Inutile d’épiloguer sur l’état de l’hôpital public, sur la disparition des stocks de masques, sur l’impossibilité de tester en nombre faute de matériel dédié, ne serait-ce que d’écouvillons, sur le manque cruel de lits, d’appareils, de personnel. Qui y pensait ? La France, grande puissance ? Quel déclin, mais la faute à qui ? Des professionnels pestaient, mettaient en garde contre des règles budgétaires absurdes et des réductions de prévisions dont les conséquences pouvaient être dramatiques, alors que les coulages de politiques ineptes ou inutiles, munies de ministères, de secrétariats, d’administrations, d’agences, de comités redondants et superfétatoires pompaient les réserves budgétaires, rien n’y faisait ; la décision était entre les mains du politique incompétent entouré de ses escouades de communicants démagogues et de technocrates omnipotents qui ne sont souvent que des aventuriers et qui se font à cette occasion une situation. Ainsi fonctionnent les démocraties modernes, et singulièrement la nôtre. D’où l’état actuel de la France. Pareil état est tellement récurrent dans notre République et ce dans tout domaine, militaire, hospitalier, administratif, éducatif, industriel, agricole, qu’il faut s’aveugler pour ne pas voir que la France, en continuant sous ce régime de mort, court à sa perte.

Reste à Macron à jouer au chef de guerre ; la figure de Clemenceau le fascine ; il se rappelle ses classes. Il lui plaît d’entrer dans la peau d’un personnage historique. Il va donc faire la guerre à outrance, « la guerre », « la guerre », « la guerre », comme il l’a répété. Sait-il que le même Clemenceau avait fait partie de gouvernements radicaux et socialistes, qui, avant la guerre de 14, pendant que l’Allemagne augmentait considérablement ses budgets militaires en prévision de la guerre qu’elle anticipait, eux, refusaient systématiquement d’accorder des crédits supplémentaires aux Armées françaises. Il vaut la peine de relire les comptes rendus de séances. Telle est la réalité jamais dite ; elle est toujours la même en République ; rien de nouveau. Et quand le vieil anarchiste vendéen, d’abord profondément anticlérical et antimilitariste, eut compris qu’il pouvait se faire un nom avec la victoire, il sut alors utiliser l’Union sacrée pour l’imposer comme il se doit en pareil cas. Et, pourtant, la victoire enfin assurée mais mal assurée, car il ne sut ni ne voulut l’achever, il se laissa aller par habitude de pensée – toujours la même – à accepter la plus mauvaise des paix, grosse dès 1919 de la conflagration suivante de 1939. Bainville l’annonçait. Mais Macron a-t-il jamais lu Bainville et lit-on Bainville à Sciences-Po ?
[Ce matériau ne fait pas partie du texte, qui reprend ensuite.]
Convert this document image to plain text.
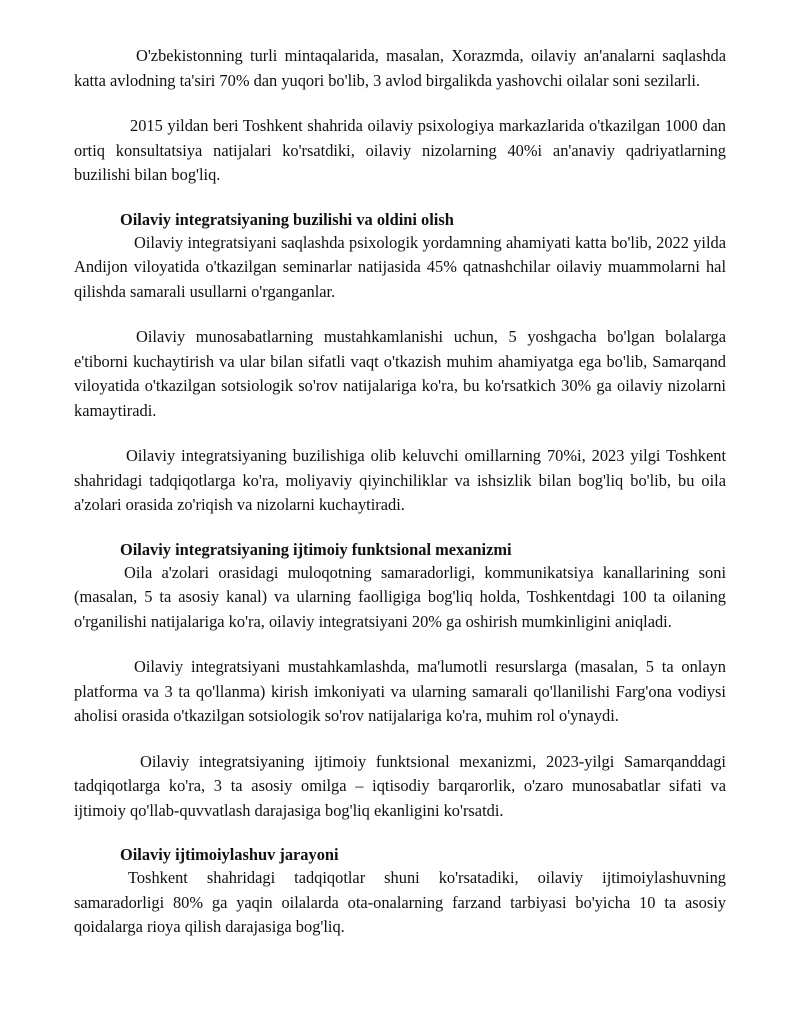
O'zbekistonning turli mintaqalarida, masalan, Xorazmda, oilaviy an'analarni saqlashda katta avlodning ta'siri 70% dan yuqori bo'lib, 3 avlod birgalikda yashovchi oilalar soni sezilarli.

2015 yildan beri Toshkent shahrida oilaviy psixologiya markazlarida o'tkazilgan 1000 dan ortiq konsultatsiya natijalari ko'rsatdiki, oilaviy nizolarning 40%i an'anaviy qadriyatlarning buzilishi bilan bog'liq.

Oilaviy integratsiyaning buzilishi va oldini olish

Oilaviy integratsiyani saqlashda psixologik yordamning ahamiyati katta bo'lib, 2022 yilda Andijon viloyatida o'tkazilgan seminarlar natijasida 45% qatnashchilar oilaviy muammolarni hal qilishda samarali usullarni o'rganganlar.

Oilaviy munosabatlarning mustahkamlanishi uchun, 5 yoshgacha bo'lgan bolalarga e'tiborni kuchaytirish va ular bilan sifatli vaqt o'tkazish muhim ahamiyatga ega bo'lib, Samarqand viloyatida o'tkazilgan sotsiologik so'rov natijalariga ko'ra, bu ko'rsatkich 30% ga oilaviy nizolarni kamaytiradi.

Oilaviy integratsiyaning buzilishiga olib keluvchi omillarning 70%i, 2023 yilgi Toshkent shahridagi tadqiqotlarga ko'ra, moliyaviy qiyinchiliklar va ishsizlik bilan bog'liq bo'lib, bu oila a'zolari orasida zo'riqish va nizolarni kuchaytiradi.

Oilaviy integratsiyaning ijtimoiy funktsional mexanizmi

Oila a'zolari orasidagi muloqotning samaradorligi, kommunikatsiya kanallarining soni (masalan, 5 ta asosiy kanal) va ularning faolligiga bog'liq holda, Toshkentdagi 100 ta oilaning o'rganilishi natijalariga ko'ra, oilaviy integratsiyani 20% ga oshirish mumkinligini aniqladi.

Oilaviy integratsiyani mustahkamlashda, ma'lumotli resurslarga (masalan, 5 ta onlayn platforma va 3 ta qo'llanma) kirish imkoniyati va ularning samarali qo'llanilishi Farg'ona vodiysi aholisi orasida o'tkazilgan sotsiologik so'rov natijalariga ko'ra, muhim rol o'ynaydi.

Oilaviy integratsiyaning ijtimoiy funktsional mexanizmi, 2023-yilgi Samarqanddagi tadqiqotlarga ko'ra, 3 ta asosiy omilga – iqtisodiy barqarorlik, o'zaro munosabatlar sifati va ijtimoiy qo'llab-quvvatlash darajasiga bog'liq ekanligini ko'rsatdi.

Oilaviy ijtimoiylashuv jarayoni

Toshkent shahridagi tadqiqotlar shuni ko'rsatadiki, oilaviy ijtimoiylashuvning samaradorligi 80% ga yaqin oilalarda ota-onalarning farzand tarbiyasi bo'yicha 10 ta asosiy qoidalarga rioya qilish darajasiga bog'liq.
La France se sauvera elle-même

Voilà que Macron qui n’avait jusqu’ici pas de mots assez durs pour stigmatiser le repli nationaliste, est obligé de concevoir une politique nationale. Il l’a dit de manière étrange au cours du mois de mars, laissant entrevoir de mystérieux changements. D’abord il faut produire français ; puis il faut fournir aux Français les outils nécessaires ; les tests, les masques vont arriver. Le confinement général de la population ne fut une politique obligatoire que par manque de ressources pour diagnostiquer et traiter. La Corée, quant à elle, s’est contentée de confiner ses malades testés positifs et leur entourage. C’est plus intelligent. À moins que Macron ne veuille devenir le docteur Knock qui réduit la France, son misérable canton, à la totalitaire médecine de son invention.

La crise économique et financière qui vient sera encore plus terrible que celle du coronavirus. Récession ? Dépression ? Les chutes vertigineuses d’activités et de chiffres d’affaires entraînent des effets dévastateurs sur toutes les entreprises, les artisanats et les commerces. Les quelques mesures prises par la loi d’urgence sanitaire et les ordonnances qui suivent ne sont que des palliatifs. À peine. Les comptes vont se faire dans les mois qui viennent. Si l’économie s’arrête presque totalement et c’est le risque aujourd’hui, à 80 ou 90 %, le relèvement sera quasi impossible, sauf à user d’une dictature de salut national. Les USA mettent déjà des milliers de milliards de dollars à la disposition de leur économie. L’Allemagne, 500 milliards d’euros. La BCE s’apprête à émettre 750 milliards pour subvenir aux besoins des États déjà violemment fragilisés. Mais l’Europe ne sauvera pas la France, ni l’Italie, ni l’Espagne, ce n’est pas son but. Elle tente de sauver l’euro et la zone euro qui est menacée d’exploser, quitte à faire sauter les critères. Les eurobonds, appelés coronabonds, le MES, sur lesquels comptent Conte et Macron font encore partie de ces illusions dont se contentent les dirigeants pour ne pas voir la réalité en face.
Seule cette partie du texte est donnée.